Une décharge électrique, zahma.

— Khlass, tu sais pas ce que tu dis.

Si on pouvait sursauter à sa propre phrase, je crois que c'est ce qui me serait arrivé, là. C'est vraiment sorti malgré moi. Tous les regards se fixent sur moi, putain, j'aurais mieux fait de la fermer.

— Tu peux développer Ilyes, s'il te plaît ? demande Deen d'un ton calme, Je pense que t'as quelque chose à apprendre à Romy, là.

— Ouais développe, fait cette dernière, parce que dire à une femme plus jeune qu'elle sait pas ce qu'elle dit, c'est super macho.

Oh putain, elle me casse les couilles cette gamine.

— Romy arrête, fait Jade.

— T'inquiète, réponds-je, Elle veut faire la ouf en disant à sa mif qu'elle lui fait honte. Elle se rend pas compte que c'est archi grave de dire ça. Beaucoup plus grave que de se marrer du mot "zizi".

Léo explose de rire.
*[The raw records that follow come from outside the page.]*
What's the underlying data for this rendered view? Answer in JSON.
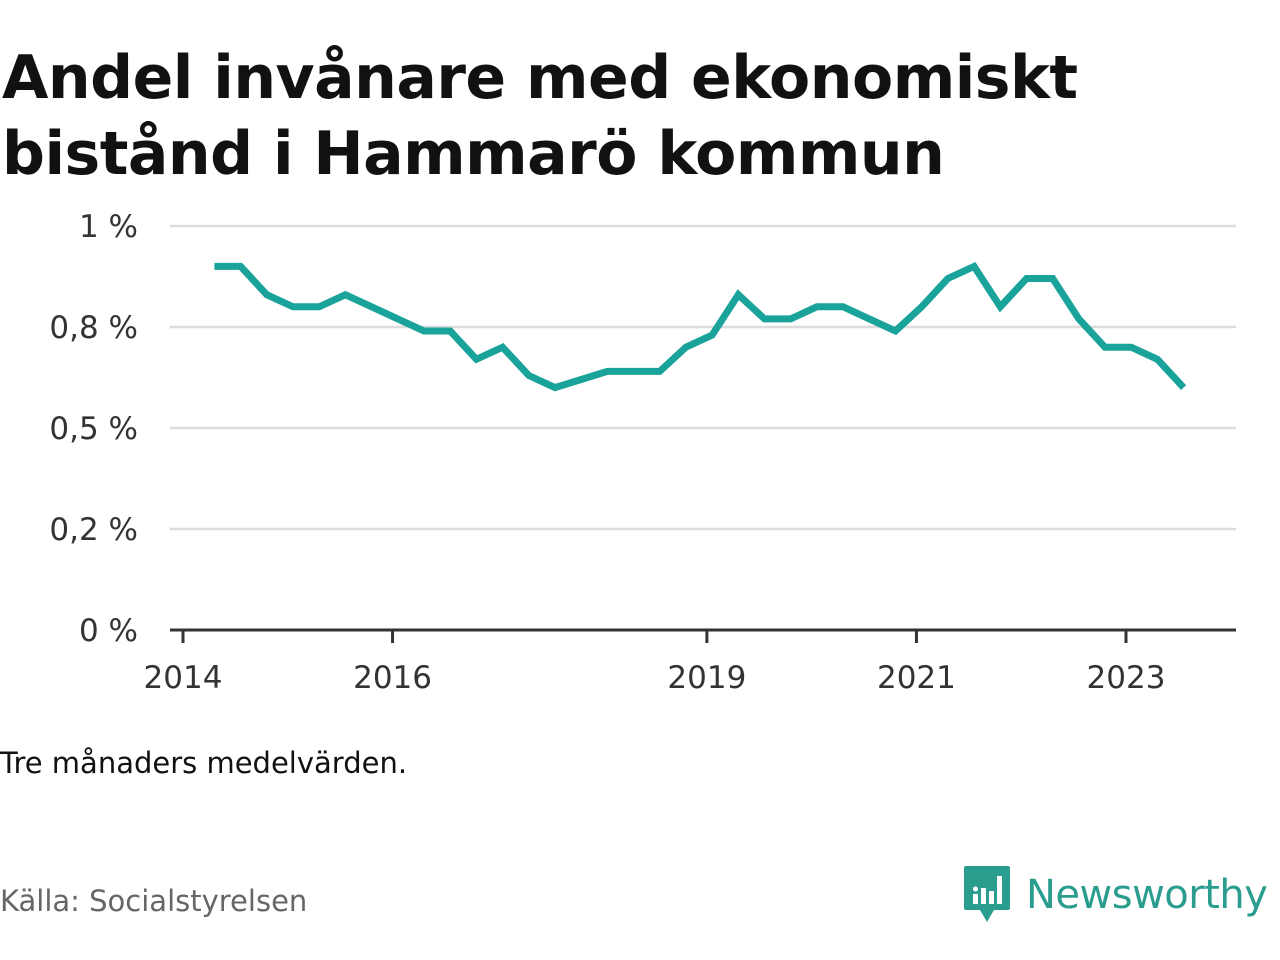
{
  "title_line1": "Andel invånare med ekonomiskt",
  "title_line2": "bistånd i Hammarö kommun",
  "note": "Tre månaders medelvärden.",
  "source": "Källa: Socialstyrelsen",
  "brand": {
    "name": "Newsworthy",
    "icon": "newsworthy-logo-icon",
    "color": "#2a9d8f"
  },
  "chart_data": {
    "type": "line",
    "title": "Andel invånare med ekonomiskt bistånd i Hammarö kommun",
    "xlabel": "",
    "ylabel": "",
    "line_color": "#1aa39a",
    "grid": true,
    "xlim": [
      2014.0,
      2024.0
    ],
    "ylim": [
      0,
      1
    ],
    "x_ticks": [
      {
        "value": 2014,
        "label": "2014"
      },
      {
        "value": 2016,
        "label": "2016"
      },
      {
        "value": 2019,
        "label": "2019"
      },
      {
        "value": 2021,
        "label": "2021"
      },
      {
        "value": 2023,
        "label": "2023"
      }
    ],
    "y_ticks": [
      {
        "value": 0,
        "label": "0 %"
      },
      {
        "value": 0.25,
        "label": "0,2 %"
      },
      {
        "value": 0.5,
        "label": "0,5 %"
      },
      {
        "value": 0.75,
        "label": "0,8 %"
      },
      {
        "value": 1,
        "label": "1 %"
      }
    ],
    "series": [
      {
        "x": [
          2014.3,
          2014.55,
          2014.8,
          2015.05,
          2015.3,
          2015.55,
          2015.8,
          2016.05,
          2016.3,
          2016.55,
          2016.8,
          2017.05,
          2017.3,
          2017.55,
          2017.8,
          2018.05,
          2018.3,
          2018.55,
          2018.8,
          2019.05,
          2019.3,
          2019.55,
          2019.8,
          2020.05,
          2020.3,
          2020.55,
          2020.8,
          2021.05,
          2021.3,
          2021.55,
          2021.8,
          2022.05,
          2022.3,
          2022.55,
          2022.8,
          2023.05,
          2023.3,
          2023.55
        ],
        "y": [
          0.9,
          0.9,
          0.83,
          0.8,
          0.8,
          0.83,
          0.8,
          0.77,
          0.74,
          0.74,
          0.67,
          0.7,
          0.63,
          0.6,
          0.62,
          0.64,
          0.64,
          0.64,
          0.7,
          0.73,
          0.83,
          0.77,
          0.77,
          0.8,
          0.8,
          0.77,
          0.74,
          0.8,
          0.87,
          0.9,
          0.8,
          0.87,
          0.87,
          0.77,
          0.7,
          0.7,
          0.67,
          0.6
        ]
      }
    ]
  }
}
Je sens les regards de Jade, Deen et Vio me bruler quand je termine en m'adressant à Romy :

— T'sais quoi, je t'aime pas beaucoup, mais je te souhaite même pas de ressentir un jour ce que ça fait d'être la honte de sa famille.

La gamine tente de soutenir mon regard, puis finis par baisser les yeux et j'en suis putain de content.

— C'est fou ce que tu ressembles à ta mère, lâche alors Violette, quand vous parlez intelligemment, on a envie de vous mettre une couronne sur la tête.